Con ella, los organizadores superan los límites técnicos de la masificación y amplían el alcance de cada concierto, partido o ceremonia a audiencias globales.
La historia de la comunicación en eventos en vivo es, en esencia, la historia de cómo la tecnología ensancha el público. Hace más de cinco siglos, la música era privilegio de audiencias selectas, como las que escucharon a Mozart o Beethoven. En 1906, Reginald Aubrey Fessenden realizó la primera emisión de música por radio; en 1973, Elvis Presley dio el salto a la televisión por satélite con un concierto desde Hawái que recorrió el mundo. Hoy, la conectividad permite compartir en tiempo real los momentos más emocionales: los asistentes se conectan con sus seres queridos —y con el propio artista— desde el asiento.
“El principal desafío de la concurrencia de usuarios en una determinada área y usando datos es la capacidad de la red.

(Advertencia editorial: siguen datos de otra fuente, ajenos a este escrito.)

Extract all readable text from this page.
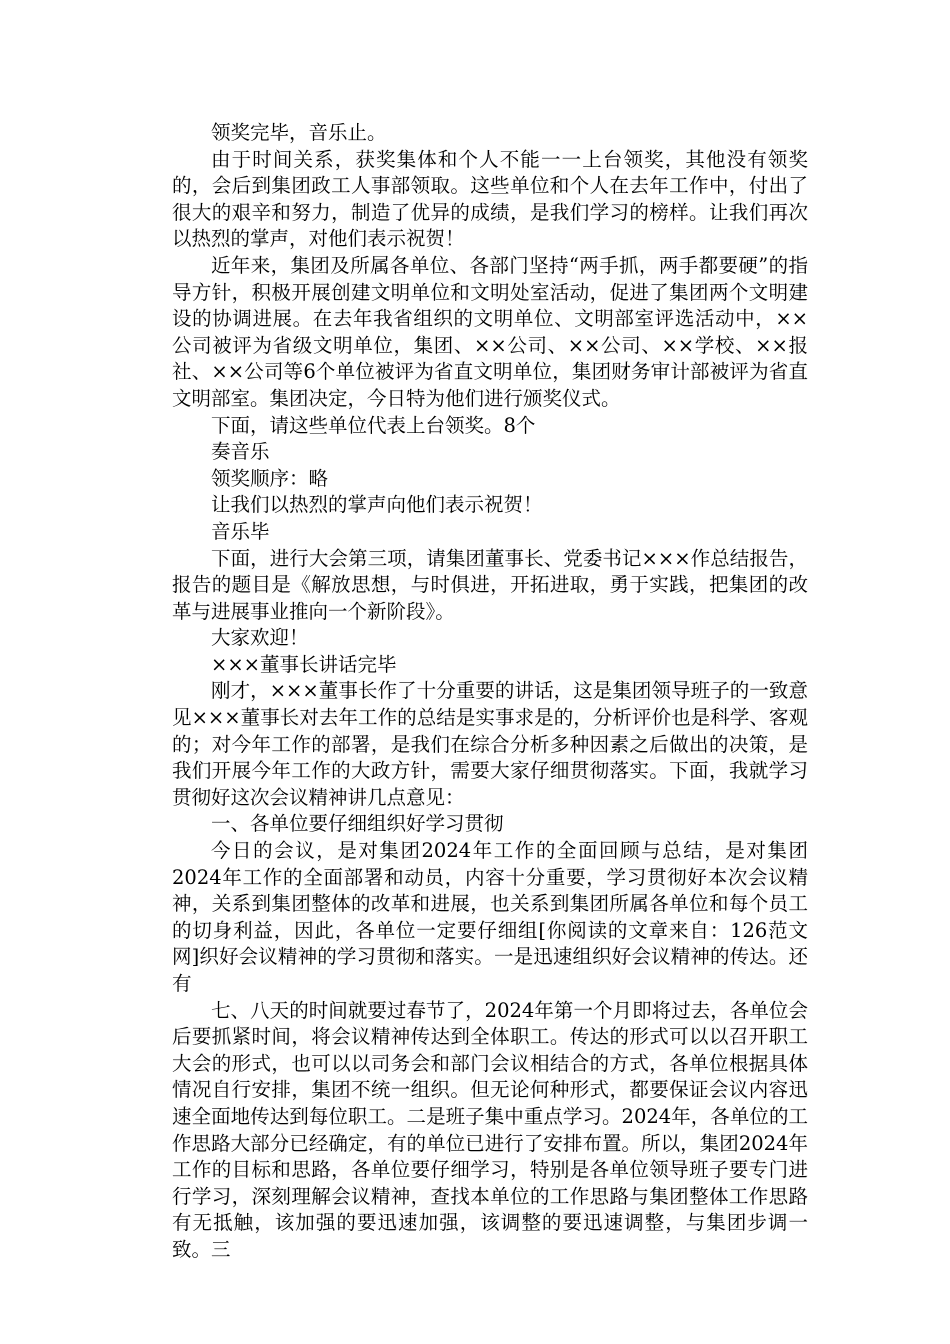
领奖完毕，音乐止。

由于时间关系，获奖集体和个人不能一一上台领奖，其他没有领奖的，会后到集团政工人事部领取。这些单位和个人在去年工作中，付出了很大的艰辛和努力，制造了优异的成绩，是我们学习的榜样。让我们再次以热烈的掌声，对他们表示祝贺！

近年来，集团及所属各单位、各部门坚持“两手抓，两手都要硬”的指导方针，积极开展创建文明单位和文明处室活动，促进了集团两个文明建设的协调进展。在去年我省组织的文明单位、文明部室评选活动中，××公司被评为省级文明单位，集团、××公司、××公司、××学校、××报社、××公司等6个单位被评为省直文明单位，集团财务审计部被评为省直文明部室。集团决定，今日特为他们进行颁奖仪式。

下面，请这些单位代表上台领奖。8个

奏音乐

领奖顺序：略

让我们以热烈的掌声向他们表示祝贺！

音乐毕

下面，进行大会第三项，请集团董事长、党委书记×××作总结报告，报告的题目是《解放思想，与时俱进，开拓进取，勇于实践，把集团的改革与进展事业推向一个新阶段》。

大家欢迎！

×××董事长讲话完毕

刚才，×××董事长作了十分重要的讲话，这是集团领导班子的一致意见×××董事长对去年工作的总结是实事求是的，分析评价也是科学、客观的；对今年工作的部署，是我们在综合分析多种因素之后做出的决策，是我们开展今年工作的大政方针，需要大家仔细贯彻落实。下面，我就学习贯彻好这次会议精神讲几点意见：

一、各单位要仔细组织好学习贯彻

今日的会议，是对集团2024年工作的全面回顾与总结，是对集团2024年工作的全面部署和动员，内容十分重要，学习贯彻好本次会议精神，关系到集团整体的改革和进展，也关系到集团所属各单位和每个员工的切身利益，因此，各单位一定要仔细组[你阅读的文章来自：126范文网]织好会议精神的学习贯彻和落实。一是迅速组织好会议精神的传达。还有

七、八天的时间就要过春节了，2024年第一个月即将过去，各单位会后要抓紧时间，将会议精神传达到全体职工。传达的形式可以以召开职工大会的形式，也可以以司务会和部门会议相结合的方式，各单位根据具体情况自行安排，集团不统一组织。但无论何种形式，都要保证会议内容迅速全面地传达到每位职工。二是班子集中重点学习。2024年，各单位的工作思路大部分已经确定，有的单位已进行了安排布置。所以，集团2024年工作的目标和思路，各单位要仔细学习，特别是各单位领导班子要专门进行学习，深刻理解会议精神，查找本单位的工作思路与集团整体工作思路有无抵触，该加强的要迅速加强，该调整的要迅速调整，与集团步调一致。三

Pero en los grandes eventos, el hormigón y el vidrio pueden detener las ondas de radio del exterior. La solución es crear un diseño profesional”
Marcin Augustyniak. Telco Solutions for Real Estate | Head of Enterprise Department at Cellnex Poland.
Garantizar internet ininterrumpido y de alta calidad en estadios, pabellones o grandes oficinas es un desafío técnico mayúsculo. Las paredes de hormigón y los cerramientos de cristal dificultan la entrada de señal desde el exterior y, dentro, el verdadero reto es la capacidad: cuando decenas de miles de personas usan datos a la vez, la red se satura si no existe una arquitectura específica para alta densidad.
Cellnex y sus socios abordan ese cuello de botella con una combinación de dos piezas clave:
Sistema de Antena Distribuida (DAS): una red de antenas interiores que lleva 4G y 5G a cada rincón del estadio. Diseñarlo exige ingeniería fina —kilómetros de cableado y coordinación con los cuatro grandes operadores móviles—, y su despliegue en edificios en uso añade complejidad. El resultado: alta velocidad y baja latencia incluso a máxima ocupación.
Plataforma de edge streaming: un sistema de entrega de vídeo de ultra baja latencia que opera en servidores ubicados dentro del recinto. Al mantener el procesamiento, la codificación y el streaming localmente, evita el backhaul a internet y descarga la red, mejorando tiempos de respuesta y estabilidad.
Conectividad robusta significa algo tangible para el público, donde se produzca una Conexión personal para videollamadas y publicaciones en redes sin esperas: recuerdos compartidos en tiempo real. Pero también una Experiencia inmersiva en el móvil, en paralelo al directo: el aficionado puede ser su “propio realizador”, elegir cámaras, repetir un gol o una falta, recuperar lo que no vio y consultar estadísticas y datos ampliados del juego o del artista.
La misma red soporta servicios integrados, habitualmente canalizados por la app corporativa del estadio: guiado a asientos, baños o bares; información de ocupación y tiempos de espera; y pedidos de comida y bebida desde el asiento para recoger sin colas. Son utilidades discretas que reducen fricción y elevan la satisfacción.
Los eventos han dejado de existir sólo en el plano físico. Conviven dos capas: la del estadio lleno de emociones y la digital, multiplicada por pantallas y algoritmos. Así, un partido, un concierto o una ceremonia se convierte en contenido: fragmentado, dirigido y monetizable. Las grandes citas —del fútbol americano a los macroconciertos o los Juegos Olímpicos— muestran esa escala dual, con millones presentes y audiencias globales sumadas en las siguientes horas a golpe de clips, resúmenes y reacciones.
“Esta capacidad de conectividad del Benito Villamarín hace que los usuarios disfruten del ambiente del estadio y de un ambiente de conectividad, y celebrar los triunfos con amigos que quizás no hayan podido ir al campo”
Alejandro Cañestro. IT Director del Real Betis Balonpié.
El resultado es un cambio de paradigma. La conectividad ya no es un lujo: es la base sobre la que pensamos, creamos y colaboramos en el trabajo y el entretenimiento. En un gran evento, una mala cobertura deja un mal recuerdo; por eso, una red móvil robusta debe considerarse estándar de servicio. Porque los eventos en vivo son, cada vez más, redes en vivo: lo que ocurre en un punto del mapa nace local, pero su impacto —y su negocio— se amplía, en segundos, a una audiencia global.